At the time of his fellowship, John Preston was a Professor of Sociology at University of Essex. His research at the time focused on disaster education and public preparedness. John has been a frequent contributor to media and public debates on preparing for disasters and his work has featured on the BBC, Reuter’s news and in the broadsheet press. He is also author of the book ‘Grenfell Tower: Preparedness, Race and Disaster Capitalism’ (Palgrave, 2019).
John was previously principal investigator on an ESRC funded research project ‘Preparedness pedagogies’ (2009 – 2010) and principal investigator on an EPSRC and ESRC project ‘Game theory and adaptive networks for smart evacuations’ (2010 – 2013).
John’s Global Uncertainties Leadership Fellowship was entitled Mass Population Response to Critical Infrastructure Collapse – A Comparative Approach.
The ‘National Infrastructure’ is seldom out of the news. Although the infrastructure is not always easy to define it includes things such as utilities (water, energy, gas), transportation systems and communications. We often hear about real or perceived threats to the infrastructure and the government, businesses and the general public are encouraged to prepare for infrastructure failures.
This research sought to construct ‘timelines’ of infrastructure protection policy and mass population response to see exactly how and why policy changes in countries over time. A range of countries were selected to represent different political and social factors (US, UK, New Zealand, Japan and Germany).

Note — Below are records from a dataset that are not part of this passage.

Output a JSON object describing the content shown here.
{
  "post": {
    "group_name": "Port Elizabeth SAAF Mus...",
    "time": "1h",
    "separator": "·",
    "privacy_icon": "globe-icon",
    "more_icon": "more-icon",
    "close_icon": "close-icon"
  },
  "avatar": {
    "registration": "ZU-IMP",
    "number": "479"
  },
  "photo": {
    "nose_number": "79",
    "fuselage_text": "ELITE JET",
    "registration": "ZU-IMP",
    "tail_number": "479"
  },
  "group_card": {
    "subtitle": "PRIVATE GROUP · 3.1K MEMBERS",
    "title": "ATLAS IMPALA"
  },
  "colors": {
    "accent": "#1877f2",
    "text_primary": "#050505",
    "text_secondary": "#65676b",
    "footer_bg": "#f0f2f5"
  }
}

The analysis of these timelines aimed to suggest why national infrastructure policy changes over time. Results were then be tested using case studies of actual disasters and expert groups of policy makers across countries. Ultimately, Professor Preston hoped that this research would help to understand national infrastructure protection changes over time, what drives such changes and the different ways in which countries can best prepare themselves for infrastructure threats.
In addition, through a series of ‘leadership activities’ the research sought to bring together researchers in different academic disciplines and people from the public, private and third sectors.
This project ended in December 2015.